VIDEO. "Un éclair a fendu le ciel, qui s'est transformé en une lampe fluorescente géante" : une rescapée d'Hiroshima raconte cette journée d'horreur

Teruko Yahata est une "hibakusha". Au Japon, ce sont les personnes qui ont été affectées par la bombe atomique. Cette Japonaise, qui vit toujours à Hiroshima, avait 8 ans lorsque la première bombe atomique a touché la ville, le 6 août 1945. Elle fait partie des derniers survivants.

Quatre-vingts-ans après, franceinfo l'a rencontrée à Paris, au mois de juin, dans le cadre de ses activités pour la Hiroshima Peace Culture Foundation. Elle revient sur le déroulement de cette journée, elle raconte les blessures, visibles ou invisibles, et l'engagement qu’elle porte pour un avenir sans armes nucléaires.

Près de 80 000 morts en quelques secondes

Le 6 août 1945, Teruko Yahata est dans sa maison avec sa famille. Les vacances d'été ont débuté, mais depuis le début de la matinée, des messages alertent de la présence d’avions ennemis dans le ciel. Teruko Yahata, elle, n'y prête pas attention et s'aventure dans le jardin. Il est 8h15. "C'est précisément à cet instant qu'un éclair fend le ciel", se souvient-elle. La bombe atomique, larguée par un avion américain, vient d'exploser. "C'était une lumière bleuâtre, c'était comme si, le temps d'un instant, le ciel entier s'est transformé en une lampe fluorescente géante."

Sa maison, située à 2,5 km de l’hypocentre, le lieu d'impact de l'ogive, vole en éclats. Tout ce qui se situe à moins de 2 km de l’hypocentre est intégralement brûlé. Selon une enquête américaine, datant de février 1946, sur les 245 000 habitants de la ville, plus de 78 000 meurent sur le coup, rappelle le site du Musée de l'Armée. Teruko Yahata et sa famille fuient les lieux, avant de faire demi-tour après avoir été aspergés par une pluie noire, composée de cendres radioactives. À ce moment-là, Teruko Yahata croise la route de survivants, qui "fuient avec l'énergie du désespoir".

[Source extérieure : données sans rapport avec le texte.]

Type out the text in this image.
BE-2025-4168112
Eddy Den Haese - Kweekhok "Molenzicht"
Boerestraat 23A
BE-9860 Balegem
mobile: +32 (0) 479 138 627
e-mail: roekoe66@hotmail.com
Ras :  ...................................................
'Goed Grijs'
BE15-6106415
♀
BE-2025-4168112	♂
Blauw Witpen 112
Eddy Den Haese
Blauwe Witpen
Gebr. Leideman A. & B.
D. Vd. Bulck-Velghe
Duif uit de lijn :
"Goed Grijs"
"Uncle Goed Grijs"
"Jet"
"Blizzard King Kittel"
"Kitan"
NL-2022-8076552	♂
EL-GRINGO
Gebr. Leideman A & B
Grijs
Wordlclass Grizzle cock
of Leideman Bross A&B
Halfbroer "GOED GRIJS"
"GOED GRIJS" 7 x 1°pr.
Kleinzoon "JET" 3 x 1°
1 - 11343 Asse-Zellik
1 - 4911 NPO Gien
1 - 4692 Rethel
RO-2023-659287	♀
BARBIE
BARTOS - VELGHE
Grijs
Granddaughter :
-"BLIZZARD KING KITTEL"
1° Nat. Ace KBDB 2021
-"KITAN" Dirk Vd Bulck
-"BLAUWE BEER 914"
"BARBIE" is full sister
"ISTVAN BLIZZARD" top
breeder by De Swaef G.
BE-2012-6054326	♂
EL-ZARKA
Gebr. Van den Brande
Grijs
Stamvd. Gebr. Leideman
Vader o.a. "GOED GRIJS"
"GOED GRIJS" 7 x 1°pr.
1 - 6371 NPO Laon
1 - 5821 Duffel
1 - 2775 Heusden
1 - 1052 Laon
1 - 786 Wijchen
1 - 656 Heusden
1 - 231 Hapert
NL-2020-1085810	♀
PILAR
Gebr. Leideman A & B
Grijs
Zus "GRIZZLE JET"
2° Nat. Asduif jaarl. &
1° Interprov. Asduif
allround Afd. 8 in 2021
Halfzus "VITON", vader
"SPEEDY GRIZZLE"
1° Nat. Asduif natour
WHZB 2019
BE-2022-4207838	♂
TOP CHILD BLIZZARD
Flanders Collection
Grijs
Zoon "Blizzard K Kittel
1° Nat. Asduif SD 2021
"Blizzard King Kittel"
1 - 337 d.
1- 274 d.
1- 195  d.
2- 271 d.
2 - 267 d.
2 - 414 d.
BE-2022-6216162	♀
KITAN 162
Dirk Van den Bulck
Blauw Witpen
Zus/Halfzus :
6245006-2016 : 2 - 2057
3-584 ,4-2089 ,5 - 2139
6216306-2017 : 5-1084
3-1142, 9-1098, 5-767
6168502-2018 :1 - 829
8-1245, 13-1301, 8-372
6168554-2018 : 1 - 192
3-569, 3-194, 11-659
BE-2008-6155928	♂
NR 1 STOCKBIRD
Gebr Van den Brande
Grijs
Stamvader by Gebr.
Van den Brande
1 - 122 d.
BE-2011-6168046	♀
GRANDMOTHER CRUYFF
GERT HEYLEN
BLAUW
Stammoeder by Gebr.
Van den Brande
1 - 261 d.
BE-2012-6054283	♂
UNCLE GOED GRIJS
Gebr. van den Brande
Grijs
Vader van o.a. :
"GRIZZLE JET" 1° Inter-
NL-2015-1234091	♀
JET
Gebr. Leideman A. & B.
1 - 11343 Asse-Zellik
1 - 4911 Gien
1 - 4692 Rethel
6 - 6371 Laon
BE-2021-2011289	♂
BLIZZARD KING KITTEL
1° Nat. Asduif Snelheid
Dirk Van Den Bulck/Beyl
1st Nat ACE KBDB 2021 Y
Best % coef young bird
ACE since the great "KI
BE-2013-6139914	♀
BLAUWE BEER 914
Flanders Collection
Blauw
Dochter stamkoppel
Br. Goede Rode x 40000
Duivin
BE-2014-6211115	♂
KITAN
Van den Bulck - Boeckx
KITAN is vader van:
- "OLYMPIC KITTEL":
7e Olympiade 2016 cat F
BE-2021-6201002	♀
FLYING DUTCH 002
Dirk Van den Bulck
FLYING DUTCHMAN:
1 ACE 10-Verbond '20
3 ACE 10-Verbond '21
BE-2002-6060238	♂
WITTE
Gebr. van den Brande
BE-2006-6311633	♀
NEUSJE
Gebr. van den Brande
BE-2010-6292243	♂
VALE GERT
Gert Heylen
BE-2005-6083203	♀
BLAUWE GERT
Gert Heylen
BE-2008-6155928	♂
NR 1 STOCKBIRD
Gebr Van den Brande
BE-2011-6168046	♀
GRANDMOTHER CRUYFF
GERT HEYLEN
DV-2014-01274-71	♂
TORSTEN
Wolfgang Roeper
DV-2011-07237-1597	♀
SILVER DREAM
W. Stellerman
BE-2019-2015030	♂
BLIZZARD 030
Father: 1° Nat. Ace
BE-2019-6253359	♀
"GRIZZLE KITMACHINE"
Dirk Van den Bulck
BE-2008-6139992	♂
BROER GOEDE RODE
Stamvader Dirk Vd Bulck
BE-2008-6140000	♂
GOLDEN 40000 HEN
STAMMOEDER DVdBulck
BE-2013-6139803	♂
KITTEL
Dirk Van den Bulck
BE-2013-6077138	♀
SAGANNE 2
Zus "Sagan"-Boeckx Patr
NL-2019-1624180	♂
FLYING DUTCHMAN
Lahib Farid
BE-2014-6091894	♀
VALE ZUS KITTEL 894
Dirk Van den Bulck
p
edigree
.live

"J'ai senti mes jambes se dérober sous moi. Leurs cheveux étaient hérissés, les vêtements arrachés, le corps couvert de graves brûlures, la peau des bras s’était détachée et tombait comme un chiffon usé au bout de leurs doigts."

Teruko Yahata, rescapée d'Hiroshima

à franceinfo

Du 6 août 1945 à la fin de cette même année, environ 140 000 personnes périssent à Hiroshima. Trois jours plus tard, le 9 août, une deuxième bombe est larguée sur Nagasaki, à 300 km du premier impact. Les deux bombes tuent plus de 200 000 personnes. Selon l'organisation américano-japonaise Radiation Effects Research Foundation, de nombreuses autres meurent de leucémie ou de cancer les années suivantes, à cause des symptômes liés à l’irradiation. 

Transmettre les leçons du passé

Huit décennies après, Teruko Yahata n'a rien oublié du "traumatisme". "Quand je vois des bâtiments brûlés en Ukraine, quand je vois des cadavres jonchant le sol à la télévision, décrit-elle, il est tel que je sens l’odeur de chair brûlée en décomposition. Les cris des gens, par exemple, se superposent à ceux des survivants après la bombe atomique, et c’est atroce."

Elle s'inquiète aussi des dérives militaires actuelles. La guerre en Ukraine et la menace nucléaire brandie par Vladimir Poutine, les propos de Kim Jong-un et les tests menés par la Corée du Nord illustrent, selon elle, que "les gens n'ont pas du tout retenu la leçon". "Quand je vois la situation dans le monde, je constate que la violence s’intensifie, ça me fait très peur", regrette la rescapée. "La jeune génération vit en paix, mais notre mission est de transmettre aux jeunes les leçons du passé et de leur en faire prendre conscience, conclut-elle, pour que les armes nucléaires ne soient plus jamais utilisées à l’avenir."